I’m obviously biased, but I don’t think you should be able to come out of a Masters of development without a rudimentary understanding of economics.
The reason for this is simple; it is a discipline which has evolved out of hundreds of years of trying to solve the problems of scarcity. Development is, in many ways, about scarcity.
Of course this doesn’t mean you need to know how to solve equations merely that you develop some intuition as to what it’s all about.
Try a free online learning portal such as Coursea. They tend to always have a good choice of self-paced economics courses (and they’re free).
On the other if you are already an economist take a good course in political economy.
This is because there are lots of important factors that a typical training in economics tends to miss (such as power relations, gender and structural violence).
Know your enemy
I felt like a lot of my program involved harping on about the dangers our ‘neoliberalism’ and unrestrained capitalism.

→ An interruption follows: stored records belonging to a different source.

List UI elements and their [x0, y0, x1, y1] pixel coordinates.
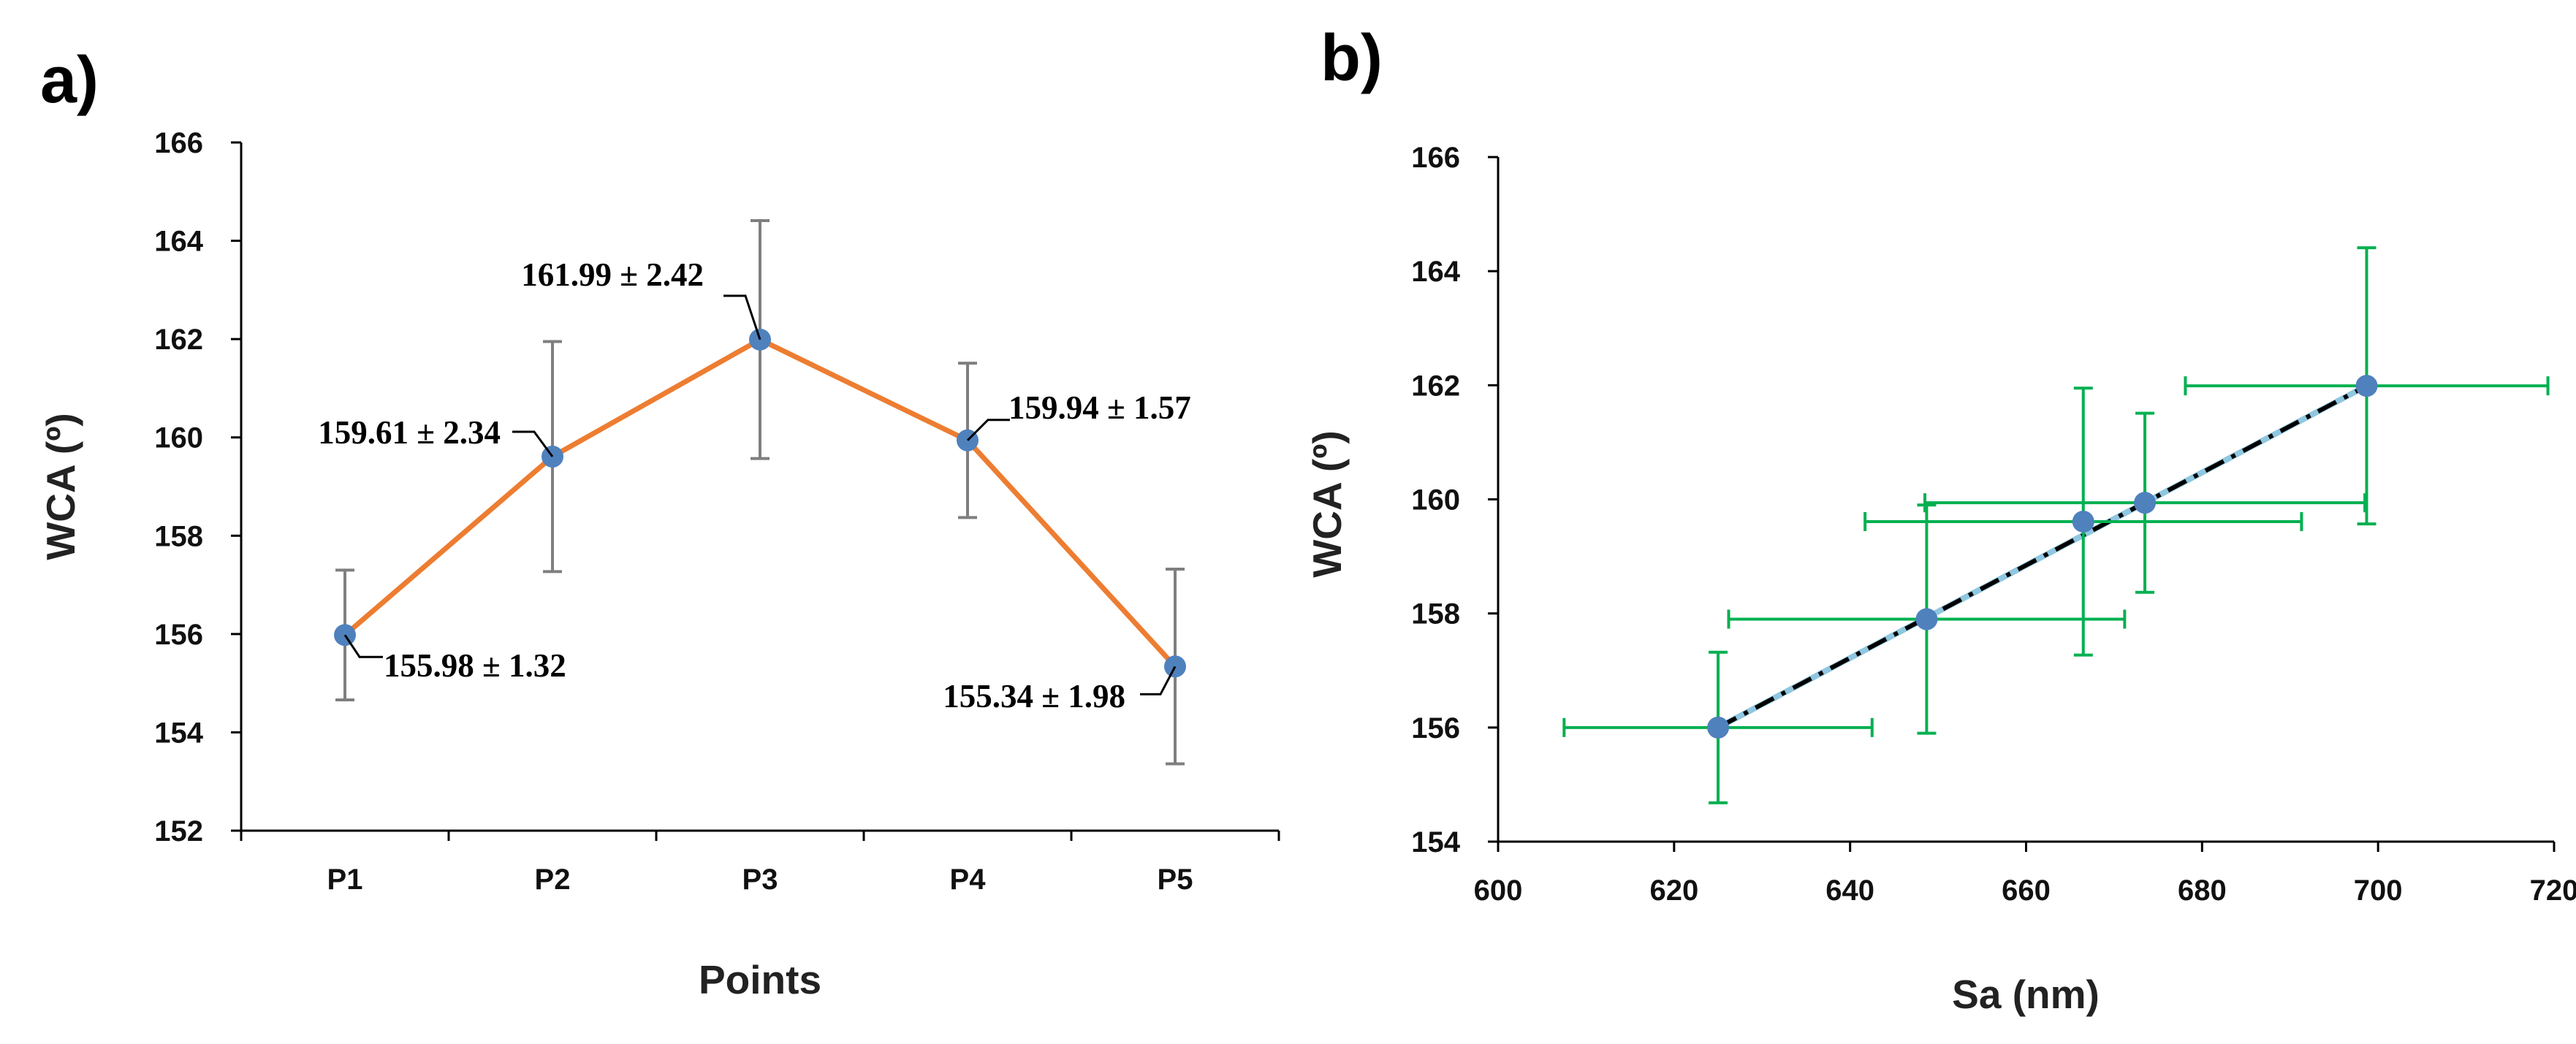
panel-label-a: a): [40, 44, 99, 117]
x-tick-label: P5: [1158, 864, 1193, 896]
y-tick-label: 154: [154, 717, 203, 749]
y-tick-label: 162: [1411, 370, 1460, 402]
data-label: 155.98 ± 1.32: [384, 647, 566, 684]
x-tick-label: 640: [1825, 875, 1874, 907]
data-label: 159.94 ± 1.57: [1008, 389, 1191, 426]
callout-leader: [512, 430, 554, 457]
data-point: [2072, 510, 2094, 533]
x-tick-label: P1: [327, 864, 363, 896]
y-tick-label: 162: [154, 324, 203, 356]
x-tick-label: P4: [950, 864, 987, 896]
x-tick-label: 680: [2178, 875, 2227, 907]
chart-panel-b: b) WCA (º) Sa (nm) 154 156 158 160 162 164 166…: [1304, 22, 2576, 1017]
x-tick-label: P2: [535, 864, 571, 896]
x-tick-label: 700: [2354, 875, 2403, 907]
trendline: [1717, 384, 2368, 730]
callout-leader: [723, 294, 761, 340]
y-tick-label: 152: [154, 815, 203, 847]
data-point: [2134, 492, 2157, 514]
y-tick-label: 160: [1411, 484, 1460, 517]
x-tick-label: P3: [742, 864, 778, 896]
x-tick-label: 620: [1649, 875, 1698, 907]
data-point: [1707, 716, 1730, 739]
y-tick-label: 156: [1411, 712, 1460, 744]
y-tick-label: 158: [1411, 598, 1460, 630]
x-tick-label: 600: [1474, 875, 1523, 907]
data-label: 161.99 ± 2.42: [521, 256, 704, 293]
y-tick-label: 154: [1411, 826, 1460, 858]
y-tick-label: 164: [1411, 256, 1460, 288]
y-tick-label: 164: [154, 226, 203, 258]
data-point: [2355, 375, 2378, 397]
x-axis-title-a: Points: [699, 957, 821, 1002]
panel-label-b: b): [1321, 22, 1383, 95]
data-label: 159.61 ± 2.34: [318, 414, 501, 451]
chart-panel-a: a) WCA (º) Points 152 154 156 158 160 162 164 1…: [38, 44, 1280, 1002]
y-tick-label: 160: [154, 422, 203, 454]
y-tick-label: 166: [154, 127, 203, 159]
y-tick-label: 166: [1411, 142, 1460, 174]
y-tick-label: 156: [154, 619, 203, 651]
y-tick-label: 158: [154, 520, 203, 552]
y-axis-title-a: WCA (º): [38, 413, 83, 560]
y-axis-title-b: WCA (º): [1304, 430, 1350, 577]
callout-leader: [966, 419, 1010, 441]
x-tick-label: 720: [2530, 875, 2576, 907]
data-label: 155.34 ± 1.98: [943, 678, 1125, 715]
callout-leader: [1140, 666, 1177, 696]
x-tick-label: 660: [2002, 875, 2051, 907]
data-point: [1915, 608, 1938, 630]
callout-leader: [343, 634, 383, 658]
x-axis-title-b: Sa (nm): [1952, 972, 2100, 1017]
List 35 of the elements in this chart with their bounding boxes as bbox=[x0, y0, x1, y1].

Obviously these critiques have some value, but remember that there are intellectual giants on either side of the debate.
Engage with them.
Read ‘Capitalism and Freedom’ by Friedman, read ‘The uses of neoliberalism‘ by Ferguson. Don’t assume the other side of the debate has nothing to contribute.
Get your foot in the door
This is a cliché, and doesn’t need to be said.
But I’m going to say it.
Find a local organisation or charity which is engaged in international development and volunteer.
Your Masters probably isn’t going to be enough and you need to start to get familiar with the industry you’re trying to get into. It also will help a potential employer see a narrative when reading your resume.
Obviously it’s ideal if there are suitable organisations nearby, but if there isn’t then try finding places you can contribute remotely.
It might not be as interesting, but proof-reading or writing up grant applications might be able to be done without you being onsite. I’d even suggest you check out sites like ‘elance’ which occasionally have projects in the field of international development.
Get field experience
I always feel dirty when I suggest this, as it sounds almost ruthless to suggest you should do a ‘poverty tour’, but if you’re truly interested in doing development you need to get an appreciation for what it means on the ground.
This is also not just my advice, but the advice of every one of my contacts in the development field itself.
Spending time living/working/studying in a developing nation is a valuable addition to your experience and will no doubt knock you in the face with a dose of humility.
If you’re thinking of making decisions which are going to impact the poor, you need to know who they are, realize they’re clever and understand how your assumptions about how things should work don’t universally apply.
Likely a lot of this isn’t anything you haven’t heard before, but then maybe some of it’s new.